On 28/06/2012 18:55, Dimitar Zhekov wrote:
On Thu, 28 Jun 2012 14:41:25 +0100 Nick Treleavennick.treleaven@btinternet.com wrote:
Yes, using a target for plugins only would be OK.
What if we put the an install: target in plugins/makefile.win32? That works, needs no DIRSEP, and is very similar to the *nix installation. To avoid 'C:/Program Files/Geany already exists' on the first install, we will have to use mkdir -p, but that's the default behaviour of the cmd/tcc mkdir anyway.

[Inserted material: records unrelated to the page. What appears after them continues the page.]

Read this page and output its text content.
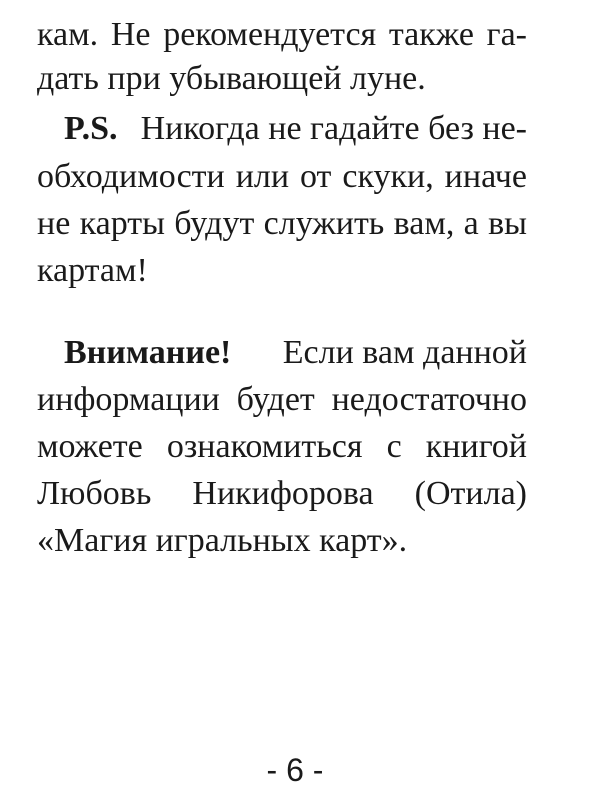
кам. Не рекомендуется также га-
дать при убывающей луне.
P.S. Никогда не гадайте без не-
обходимости или от скуки, иначе
не карты будут служить вам, а вы
картам!
Внимание! Если вам данной
информации будет недостаточно
можете ознакомиться с книгой
Любовь Никифорова (Отила)
«Магия игральных карт».
- 6 -
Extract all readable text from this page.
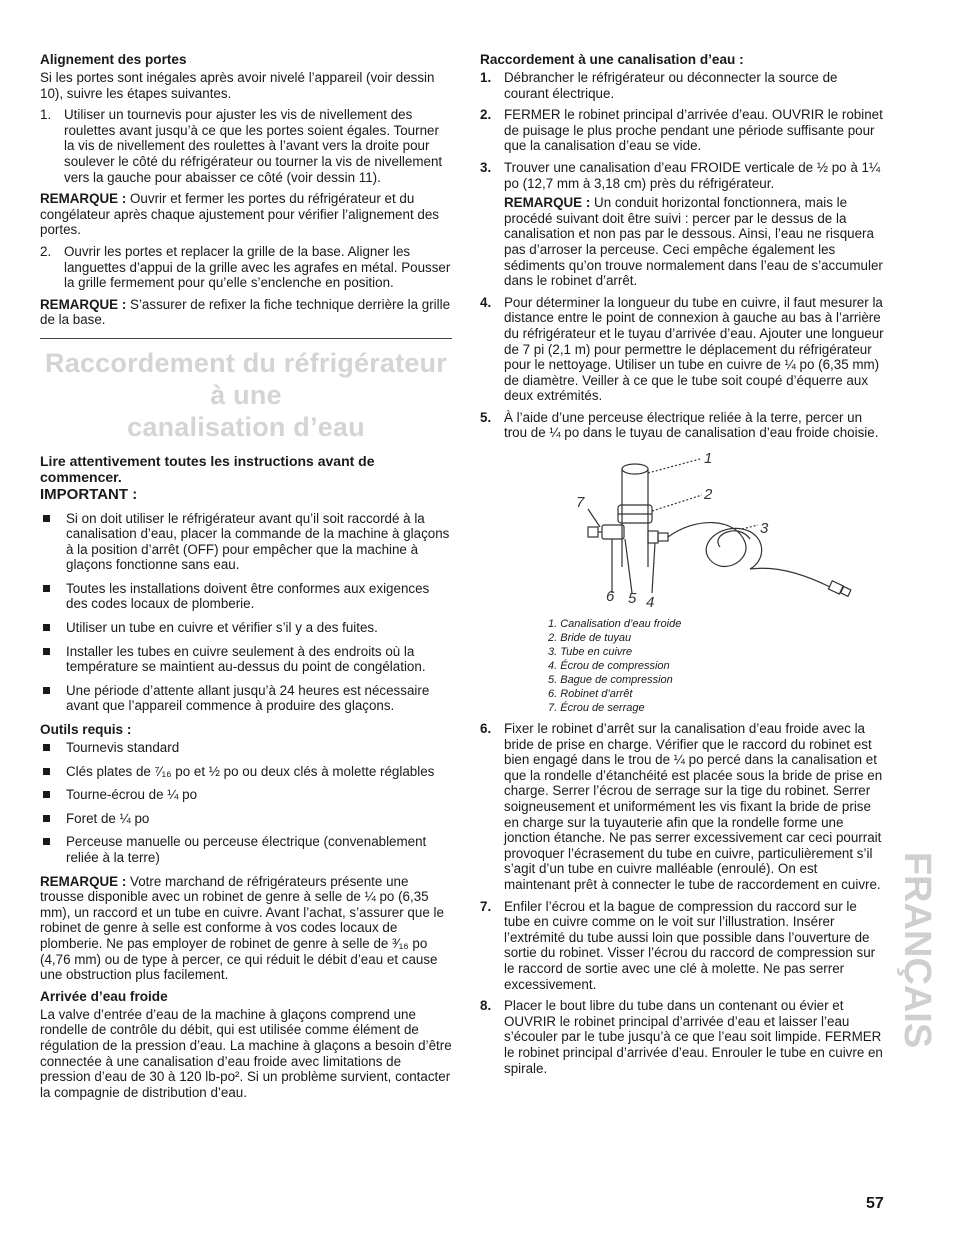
Alignement des portes

Si les portes sont inégales après avoir nivelé l’appareil (voir dessin 10), suivre les étapes suivantes.

1. Utiliser un tournevis pour ajuster les vis de nivellement des roulettes avant jusqu’à ce que les portes soient égales. Tourner la vis de nivellement des roulettes à l’avant vers la droite pour soulever le côté du réfrigérateur ou tourner la vis de nivellement vers la gauche pour abaisser ce côté (voir dessin 11).

REMARQUE : Ouvrir et fermer les portes du réfrigérateur et du congélateur après chaque ajustement pour vérifier l’alignement des portes.

2. Ouvrir les portes et replacer la grille de la base. Aligner les languettes d’appui de la grille avec les agrafes en métal. Pousser la grille fermement pour qu’elle s’enclenche en position.

REMARQUE : S’assurer de refixer la fiche technique derrière la grille de la base.

Raccordement du réfrigérateur à une
canalisation d’eau
Lire attentivement toutes les instructions avant de commencer.
IMPORTANT :
Si on doit utiliser le réfrigérateur avant qu’il soit raccordé à la canalisation d’eau, placer la commande de la machine à glaçons à la position d’arrêt (OFF) pour empêcher que la machine à glaçons fonctionne sans eau.
Toutes les installations doivent être conformes aux exigences des codes locaux de plomberie.
Utiliser un tube en cuivre et vérifier s’il y a des fuites.
Installer les tubes en cuivre seulement à des endroits où la température se maintient au-dessus du point de congélation.
Une période d’attente allant jusqu’à 24 heures est nécessaire avant que l’appareil commence à produire des glaçons.
Outils requis :
Tournevis standard
Clés plates de ⁷⁄₁₆ po et ½ po ou deux clés à molette réglables
Tourne-écrou de ¼ po
Foret de ¼ po
Perceuse manuelle ou perceuse électrique (convenablement reliée à la terre)

REMARQUE : Votre marchand de réfrigérateurs présente une trousse disponible avec un robinet de genre à selle de ¼ po (6,35 mm), un raccord et un tube en cuivre. Avant l’achat, s’assurer que le robinet de genre à selle est conforme à vos codes locaux de plomberie. Ne pas employer de robinet de genre à selle de ³⁄₁₆ po (4,76 mm) ou de type à percer, ce qui réduit le débit d’eau et cause une obstruction plus facilement.

Arrivée d’eau froide

La valve d’entrée d’eau de la machine à glaçons comprend une rondelle de contrôle du débit, qui est utilisée comme élément de régulation de la pression d’eau. La machine à glaçons a besoin d’être connectée à une canalisation d’eau froide avec limitations de pression d’eau de 30 à 120 lb-po². Si un problème survient, contacter la compagnie de distribution d’eau.

Raccordement à une canalisation d’eau :
1. Débrancher le réfrigérateur ou déconnecter la source de courant électrique.
2. FERMER le robinet principal d’arrivée d’eau. OUVRIR le robinet de puisage le plus proche pendant une période suffisante pour que la canalisation d’eau se vide.
3. Trouver une canalisation d’eau FROIDE verticale de ½ po à 1¼ po (12,7 mm à 3,18 cm) près du réfrigérateur.
REMARQUE : Un conduit horizontal fonctionnera, mais le procédé suivant doit être suivi : percer par le dessus de la canalisation et non pas par le dessous. Ainsi, l’eau ne risquera pas d’arroser la perceuse. Ceci empêche également les sédiments qu’on trouve normalement dans l’eau de s’accumuler dans le robinet d’arrêt.
4. Pour déterminer la longueur du tube en cuivre, il faut mesurer la distance entre le point de connexion à gauche au bas à l’arrière du réfrigérateur et le tuyau d’arrivée d’eau. Ajouter une longueur de 7 pi (2,1 m) pour permettre le déplacement du réfrigérateur pour le nettoyage. Utiliser un tube en cuivre de ¼ po (6,35 mm) de diamètre. Veiller à ce que le tube soit coupé d’équerre aux deux extrémités.
5. À l’aide d’une perceuse électrique reliée à la terre, percer un trou de ¼ po dans le tuyau de canalisation d’eau froide choisie.
1
2
3
4
5
6
7
1. Canalisation d’eau froide
2. Bride de tuyau
3. Tube en cuivre
4. Écrou de compression
5. Bague de compression
6. Robinet d’arrêt
7. Écrou de serrage
6. Fixer le robinet d’arrêt sur la canalisation d’eau froide avec la bride de prise en charge. Vérifier que le raccord du robinet est bien engagé dans le trou de ¼ po percé dans la canalisation et que la rondelle d’étanchéité est placée sous la bride de prise en charge. Serrer l’écrou de serrage sur la tige du robinet. Serrer soigneusement et uniformément les vis fixant la bride de prise en charge sur la tuyauterie afin que la rondelle forme une jonction étanche. Ne pas serrer excessivement car ceci pourrait provoquer l’écrasement du tube en cuivre, particulièrement s’il s’agit d’un tube en cuivre malléable (enroulé). On est maintenant prêt à connecter le tube de raccordement en cuivre.
7. Enfiler l’écrou et la bague de compression du raccord sur le tube en cuivre comme on le voit sur l’illustration. Insérer l’extrémité du tube aussi loin que possible dans l’ouverture de sortie du robinet. Visser l’écrou du raccord de compression sur le raccord de sortie avec une clé à molette. Ne pas serrer excessivement.
8. Placer le bout libre du tube dans un contenant ou évier et OUVRIR le robinet principal d’arrivée d’eau et laisser l’eau s’écouler par le tube jusqu’à ce que l’eau soit limpide. FERMER le robinet principal d’arrivée d’eau. Enrouler le tube en cuivre en spirale.
FRANÇAIS
57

Attached, and the patch is git-ified this time.
Well that removes DIRSEP, but adds MKDIR_P and adds defines to the plugins makefile.

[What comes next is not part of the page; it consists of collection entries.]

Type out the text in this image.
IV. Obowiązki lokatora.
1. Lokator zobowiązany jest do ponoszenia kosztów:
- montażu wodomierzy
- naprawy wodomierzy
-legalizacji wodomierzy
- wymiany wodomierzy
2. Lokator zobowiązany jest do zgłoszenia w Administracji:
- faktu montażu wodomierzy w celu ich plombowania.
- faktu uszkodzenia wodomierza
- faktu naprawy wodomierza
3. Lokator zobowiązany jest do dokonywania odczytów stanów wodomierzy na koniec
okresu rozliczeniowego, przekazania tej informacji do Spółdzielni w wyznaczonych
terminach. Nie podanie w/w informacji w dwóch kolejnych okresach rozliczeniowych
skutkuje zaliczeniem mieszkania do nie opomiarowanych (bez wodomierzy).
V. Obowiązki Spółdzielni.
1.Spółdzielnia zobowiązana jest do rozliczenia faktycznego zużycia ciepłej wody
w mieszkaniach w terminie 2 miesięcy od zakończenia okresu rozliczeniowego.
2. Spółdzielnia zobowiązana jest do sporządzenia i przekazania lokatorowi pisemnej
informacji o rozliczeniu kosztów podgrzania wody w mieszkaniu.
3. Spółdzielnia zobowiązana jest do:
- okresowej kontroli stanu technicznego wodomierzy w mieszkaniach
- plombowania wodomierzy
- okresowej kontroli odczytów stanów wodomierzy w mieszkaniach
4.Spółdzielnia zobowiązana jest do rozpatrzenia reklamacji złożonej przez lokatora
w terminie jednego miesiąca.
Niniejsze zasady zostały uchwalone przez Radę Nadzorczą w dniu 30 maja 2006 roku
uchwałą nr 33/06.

BTW if you think plugins$(DIRSEP)*.dll looks ugly, we can use: plugins$/*.dll
This is what I intend to do.
BTW (not included in the .diff):
'CP = copy' in doc/Makefile.win32 should be 'copy /Y'.
OK, I'll fix it.
'MAKE =' seems unneeded, any GNU make defines is automatically.
I already made that change last week.
But I'm thinking of adding a MSYS variable now to make it easier:
-include localwin32.mk ifdef MSYS CP = cp CP_R = cp -r RM = rm DIRSEP = / endif
I thought of providing a sample localwin32.msys with the standard MSYS definitions.

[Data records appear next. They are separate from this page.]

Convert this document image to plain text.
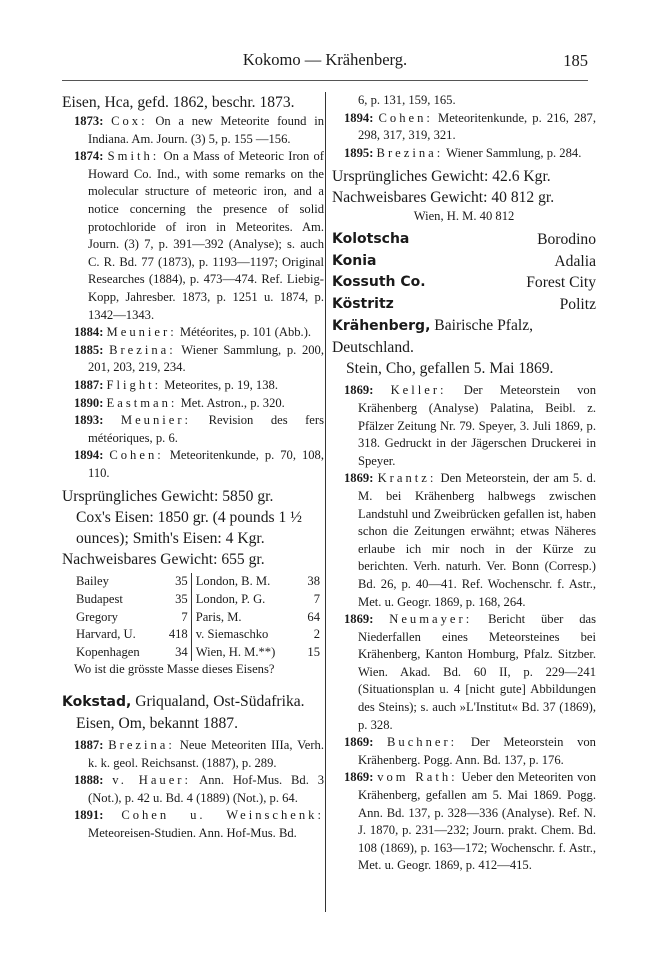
Kokomo — Krähenberg.	185
Eisen, Hca, gefd. 1862, beschr. 1873.
1873: Cox: On a new Meteorite found in Indiana. Am. Journ. (3) 5, p. 155 —156.
1874: Smith: On a Mass of Meteoric Iron of Howard Co. Ind., with some remarks on the molecular structure of meteoric iron, and a notice concerning the presence of solid protochloride of iron in Meteorites. Am. Journ. (3) 7, p. 391—392 (Analyse); s. auch C. R. Bd. 77 (1873), p. 1193—1197; Original Researches (1884), p. 473—474. Ref. Liebig-Kopp, Jahresber. 1873, p. 1251 u. 1874, p. 1342—1343.
1884: Meunier: Météorites, p. 101 (Abb.).
1885: Brezina: Wiener Sammlung, p. 200, 201, 203, 219, 234.
1887: Flight: Meteorites, p. 19, 138.
1890: Eastman: Met. Astron., p. 320.
1893: Meunier: Revision des fers météoriques, p. 6.
1894: Cohen: Meteoritenkunde, p. 70, 108, 110.
Ursprüngliches Gewicht: 5850 gr.
Cox's Eisen: 1850 gr. (4 pounds 1 ½ ounces); Smith's Eisen: 4 Kgr.
Nachweisbares Gewicht: 655 gr.
Bailey	35	London, B. M.	38
Budapest	35	London, P. G.	7
Gregory	7	Paris, M.	64
Harvard, U.	418	v. Siemaschko	2
Kopenhagen	34	Wien, H. M.**)	15
Wo ist die grösste Masse dieses Eisens?
Kokstad, Griqualand, Ost-Südafrika.
Eisen, Om, bekannt 1887.
1887: Brezina: Neue Meteoriten IIIa, Verh. k. k. geol. Reichsanst. (1887), p. 289.
1888: v. Hauer: Ann. Hof-Mus. Bd. 3 (Not.), p. 42 u. Bd. 4 (1889) (Not.), p. 64.
1891: Cohen u. Weinschenk: Meteoreisen-Studien. Ann. Hof-Mus. Bd.
6, p. 131, 159, 165.
1894: Cohen: Meteoritenkunde, p. 216, 287, 298, 317, 319, 321.
1895: Brezina: Wiener Sammlung, p. 284.
Ursprüngliches Gewicht: 42.6 Kgr.
Nachweisbares Gewicht: 40 812 gr.
Wien, H. M. 40 812
Kolotscha	Borodino
Konia	Adalia
Kossuth Co.	Forest City
Köstritz	Politz
Krähenberg, Bairische Pfalz, Deutschland.
Stein, Cho, gefallen 5. Mai 1869.
1869: Keller: Der Meteorstein von Krähenberg (Analyse) Palatina, Beibl. z. Pfälzer Zeitung Nr. 79. Speyer, 3. Juli 1869, p. 318. Gedruckt in der Jägerschen Druckerei in Speyer.
1869: Krantz: Den Meteorstein, der am 5. d. M. bei Krähenberg halbwegs zwischen Landstuhl und Zweibrücken gefallen ist, haben schon die Zeitungen erwähnt; etwas Näheres erlaube ich mir noch in der Kürze zu berichten. Verh. naturh. Ver. Bonn (Corresp.) Bd. 26, p. 40—41. Ref. Wochenschr. f. Astr., Met. u. Geogr. 1869, p. 168, 264.
1869: Neumayer: Bericht über das Niederfallen eines Meteorsteines bei Krähenberg, Kanton Homburg, Pfalz. Sitzber. Wien. Akad. Bd. 60 II, p. 229—241 (Situationsplan u. 4 [nicht gute] Abbildungen des Steins); s. auch »L'Institut« Bd. 37 (1869), p. 328.
1869: Buchner: Der Meteorstein von Krähenberg. Pogg. Ann. Bd. 137, p. 176.
1869: vom Rath: Ueber den Meteoriten von Krähenberg, gefallen am 5. Mai 1869. Pogg. Ann. Bd. 137, p. 328—336 (Analyse). Ref. N. J. 1870, p. 231—232; Journ. prakt. Chem. Bd. 108 (1869), p. 163—172; Wochenschr. f. Astr., Met. u. Geogr. 1869, p. 412—415.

Then the user would have to keep merging it with their local one if we change/add definitions.
In all cases, -include localwin32.mk should be the last, to allow overriding.
Yes.
And then perhaps use $(MAKE) CP="$(CP)" RM="$(RM)" to pass these variables to the sub-makefiles so they don't need to have copies of the ifdef. They only need CP and RM.
Then all clean: targets will fail when run from a subdirectory (and the above install: when run from plugins/). So 'make all' in src/ will work, but not 'make clean'. Hmmm...
Yes, I realized after sending the email.
That means I will need to use 'ifdef MSYS' in any sub-makefiles that need it. This is the cleanest way to provide MSYS support. The user can even type MSYS=1 on the command-line quite easily.
Also, I think you /can/ join command lines with a trailing backslash (but your patch change is still better to have STLIBS anyway): http://www.gnu.org/software/make/manual/html_node/Splitting-Lines.html
It failed on my mingw32-make, I wound't have bothered if it worked.
It seemed to work for me, and the manual seems to say that GNU make interprets the trailing backslash, it doesn't pass it to the shell.
I have GNU Make 3.82. YMMV.
(GNU)mingw32-make-3.82-5. Obviously treats \ different, since it's not an escape in C:\foo\bar. Anyway, STLIBS is a safe bet.
Did you read the link? I'm talking about a backslash as the last character on the line.